Geminiの言う「専門的な知見に基づいた論理性」というのは、化学的な機序と担保されてきた再現性を以て主張される論理のことを言います。「個々のファクトがなくても」とありますが、この表現はどちらかというと「機序に基づかない膨大なファクトよりも」といういう風に言い換えが可能であるかと考えられます。
ですので、正確に言うと観測されたいくつかの化学現象も一般の感覚ではファクトではありますが、それらすべてが必ずしも科学的意味を見出せる事象であるとは限らないので、そう言った既存の機序に見合わないファクトは生物学的意義が見出されないまま据え置きにされてしまいます。論文において、こういったファクトが研究の限界として書かれることが多いです。

だから、生命科学において事実の羅列は科学的意味を持ちません。「なぜ、それが起こっているのか?」を説明するための論理的解釈が伴わない事実の羅列は所詮、事実の集合体です。
Geminiは「多角的な視点から問題を分析し、バランスの取れた見解を形成する」ことが重要であるとしていますが、実社会に生命科学のような高等技術を適応させようとすると、その技術があまりにも社会に不釣り合いなことがあるというケースは珍しくありません。Geminiはこのあたりの事情を「バランス」と表現したのでしょうが、私としては「クリティカルな」という表現の方がしっくりきますね。
それら技術の是非が問われる原因となるものには、生物学的な条件が異なっているので検証当時とは違ったシチュエーションでの技術応用を余儀なくされてしまう要素が存在するためです。そうなった場合、その技術からそれら条件をダウングレードするか、そもそもなくしてしまうかしないといけない。
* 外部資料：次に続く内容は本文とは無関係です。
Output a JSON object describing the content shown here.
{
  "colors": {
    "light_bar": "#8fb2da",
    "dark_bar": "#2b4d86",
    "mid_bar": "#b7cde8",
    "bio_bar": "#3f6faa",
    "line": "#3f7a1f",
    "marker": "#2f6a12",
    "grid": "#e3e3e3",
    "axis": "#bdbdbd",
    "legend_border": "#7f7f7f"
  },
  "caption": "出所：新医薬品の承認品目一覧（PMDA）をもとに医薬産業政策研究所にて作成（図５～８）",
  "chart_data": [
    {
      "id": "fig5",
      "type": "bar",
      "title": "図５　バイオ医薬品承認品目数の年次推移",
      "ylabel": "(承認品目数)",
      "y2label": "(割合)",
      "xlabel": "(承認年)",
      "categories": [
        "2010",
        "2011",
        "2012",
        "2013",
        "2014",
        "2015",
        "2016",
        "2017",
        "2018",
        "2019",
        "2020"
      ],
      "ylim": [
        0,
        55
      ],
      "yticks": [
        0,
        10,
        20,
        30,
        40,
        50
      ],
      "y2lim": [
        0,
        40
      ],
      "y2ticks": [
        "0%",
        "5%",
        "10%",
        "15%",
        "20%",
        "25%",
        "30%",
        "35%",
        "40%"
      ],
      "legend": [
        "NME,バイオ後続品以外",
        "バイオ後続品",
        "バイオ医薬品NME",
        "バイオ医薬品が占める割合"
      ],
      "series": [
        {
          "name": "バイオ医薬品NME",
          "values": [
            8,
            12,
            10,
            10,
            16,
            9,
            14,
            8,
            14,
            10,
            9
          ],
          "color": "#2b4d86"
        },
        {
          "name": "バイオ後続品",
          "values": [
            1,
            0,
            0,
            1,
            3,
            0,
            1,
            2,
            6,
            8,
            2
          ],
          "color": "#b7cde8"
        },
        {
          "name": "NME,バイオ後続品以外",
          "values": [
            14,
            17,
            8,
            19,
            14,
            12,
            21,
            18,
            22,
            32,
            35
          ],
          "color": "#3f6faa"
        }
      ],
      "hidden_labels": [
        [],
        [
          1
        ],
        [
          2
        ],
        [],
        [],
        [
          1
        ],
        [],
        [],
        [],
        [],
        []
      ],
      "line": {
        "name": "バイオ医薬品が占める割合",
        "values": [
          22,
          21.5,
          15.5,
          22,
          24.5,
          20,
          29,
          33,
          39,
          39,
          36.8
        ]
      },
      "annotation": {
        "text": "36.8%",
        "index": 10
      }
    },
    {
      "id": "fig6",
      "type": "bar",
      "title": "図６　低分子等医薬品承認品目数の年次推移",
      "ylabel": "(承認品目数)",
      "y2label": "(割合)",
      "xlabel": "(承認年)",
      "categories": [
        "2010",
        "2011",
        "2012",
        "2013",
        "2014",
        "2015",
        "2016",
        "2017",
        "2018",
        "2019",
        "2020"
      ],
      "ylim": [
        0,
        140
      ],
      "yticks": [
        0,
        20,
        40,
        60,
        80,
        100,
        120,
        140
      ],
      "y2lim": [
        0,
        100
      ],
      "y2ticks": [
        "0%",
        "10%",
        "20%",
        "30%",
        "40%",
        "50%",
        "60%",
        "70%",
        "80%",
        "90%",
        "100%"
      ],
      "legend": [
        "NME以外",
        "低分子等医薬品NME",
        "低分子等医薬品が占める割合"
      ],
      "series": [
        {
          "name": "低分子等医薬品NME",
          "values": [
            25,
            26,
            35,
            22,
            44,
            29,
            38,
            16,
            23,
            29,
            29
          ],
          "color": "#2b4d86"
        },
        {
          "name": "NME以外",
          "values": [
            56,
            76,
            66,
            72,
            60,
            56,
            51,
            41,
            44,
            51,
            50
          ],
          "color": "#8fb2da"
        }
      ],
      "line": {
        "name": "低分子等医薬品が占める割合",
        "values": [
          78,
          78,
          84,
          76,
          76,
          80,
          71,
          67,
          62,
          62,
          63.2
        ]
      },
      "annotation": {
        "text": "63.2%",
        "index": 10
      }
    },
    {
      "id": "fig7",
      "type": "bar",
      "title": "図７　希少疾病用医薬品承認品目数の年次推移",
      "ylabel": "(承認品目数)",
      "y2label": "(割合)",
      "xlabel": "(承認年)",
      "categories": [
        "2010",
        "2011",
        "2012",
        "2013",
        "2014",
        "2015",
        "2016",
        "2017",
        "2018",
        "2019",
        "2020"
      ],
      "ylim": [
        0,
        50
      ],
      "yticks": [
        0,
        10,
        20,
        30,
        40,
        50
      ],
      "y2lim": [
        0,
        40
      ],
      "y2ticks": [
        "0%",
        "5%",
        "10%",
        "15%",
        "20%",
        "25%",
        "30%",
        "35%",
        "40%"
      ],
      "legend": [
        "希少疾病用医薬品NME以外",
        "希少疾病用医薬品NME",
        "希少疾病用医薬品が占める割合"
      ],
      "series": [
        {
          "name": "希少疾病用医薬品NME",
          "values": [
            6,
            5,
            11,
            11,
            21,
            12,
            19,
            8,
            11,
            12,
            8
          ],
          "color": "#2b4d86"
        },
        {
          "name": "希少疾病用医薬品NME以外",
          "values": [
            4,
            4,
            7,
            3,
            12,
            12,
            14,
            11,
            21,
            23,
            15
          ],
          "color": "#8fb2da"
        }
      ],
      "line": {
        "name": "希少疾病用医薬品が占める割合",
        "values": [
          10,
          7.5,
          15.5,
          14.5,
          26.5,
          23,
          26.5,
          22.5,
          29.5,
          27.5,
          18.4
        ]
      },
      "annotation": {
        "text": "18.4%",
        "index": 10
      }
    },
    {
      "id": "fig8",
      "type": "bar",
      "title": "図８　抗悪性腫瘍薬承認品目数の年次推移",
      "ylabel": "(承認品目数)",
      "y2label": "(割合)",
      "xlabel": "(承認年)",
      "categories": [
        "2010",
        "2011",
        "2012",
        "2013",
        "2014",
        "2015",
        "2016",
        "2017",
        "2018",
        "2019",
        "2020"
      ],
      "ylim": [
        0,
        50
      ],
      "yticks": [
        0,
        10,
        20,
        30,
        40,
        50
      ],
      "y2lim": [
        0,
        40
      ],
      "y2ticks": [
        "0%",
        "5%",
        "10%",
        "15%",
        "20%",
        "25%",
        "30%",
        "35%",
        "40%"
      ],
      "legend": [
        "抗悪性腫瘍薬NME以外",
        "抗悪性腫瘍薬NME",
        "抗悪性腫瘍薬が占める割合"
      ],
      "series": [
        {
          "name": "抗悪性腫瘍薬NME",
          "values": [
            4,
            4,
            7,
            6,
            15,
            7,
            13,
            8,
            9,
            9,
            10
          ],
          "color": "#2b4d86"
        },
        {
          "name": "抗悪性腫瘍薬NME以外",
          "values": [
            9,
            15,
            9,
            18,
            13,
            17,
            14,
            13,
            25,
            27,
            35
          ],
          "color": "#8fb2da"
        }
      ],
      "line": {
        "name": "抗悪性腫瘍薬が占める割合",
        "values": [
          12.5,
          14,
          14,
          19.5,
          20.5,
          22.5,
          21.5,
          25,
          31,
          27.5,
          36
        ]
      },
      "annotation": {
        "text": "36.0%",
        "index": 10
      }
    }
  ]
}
最悪の場合、それをなくしたことで技術の意義が失われるのならば、それは実用不可となってしまうのは仕方がないというものでしょう。

こう言った複雑な事情を一言で表した言葉。
それが、「不確実性」です。科学が反証可能性(一度は正しいとされた学説が、新規の発見によって覆されたりする)を持つのは、このためです。
その都度その都度発見されたファクトをうのみにするだけでは、こういった新事実と過去に見出された事実とのつじつま合わせができなくなります。そうなると何が起こるかというと、過去の発見の中に意図的な嘘が紛れ込んでいるという疑いをかけられる原因となります。
しかし、機序ベースで考えればそうなるだけの論理的な理由を説明できるだけの主張をあらかじめ用意しておくことが可能です。そうして、学説を修正していくことで、より解像度の高い生物学的現象をとらえることができるようになります。
一見、正反対の意味合いを持つ事象であっても、その両者の性質を持つ機序が存在することは、生物の世界では珍しくありません。そう言った考えが都合のいい考えにならないのは、その過程で疑問や反証を投げかけた学者たちによって「こういうことではないか?」と考察がされてきたためです。
これを叩き潰し、目に見える物理的なデータ(ファクト)だけで議論をすることは、視野を狭めるばかりか、技術開発の発達を遅らせる原因となりかねません。

だからこそ、機序ベースでの考え方が生命科学には必要なのです。

目に見えるものだけが本質ではない

ファクトは、それ自体が非常にわかりやすい現象ゆえに、どうしても信を置きがちですが、わかりやすいがゆえに疑わなければなりません。

それが、どういった生命科学的意義を持つのか。
それは様々な条件で検証してみないとわからないし、やってもわからないことがあります。

それらは必ずしも、目に見えるとは限らないのです。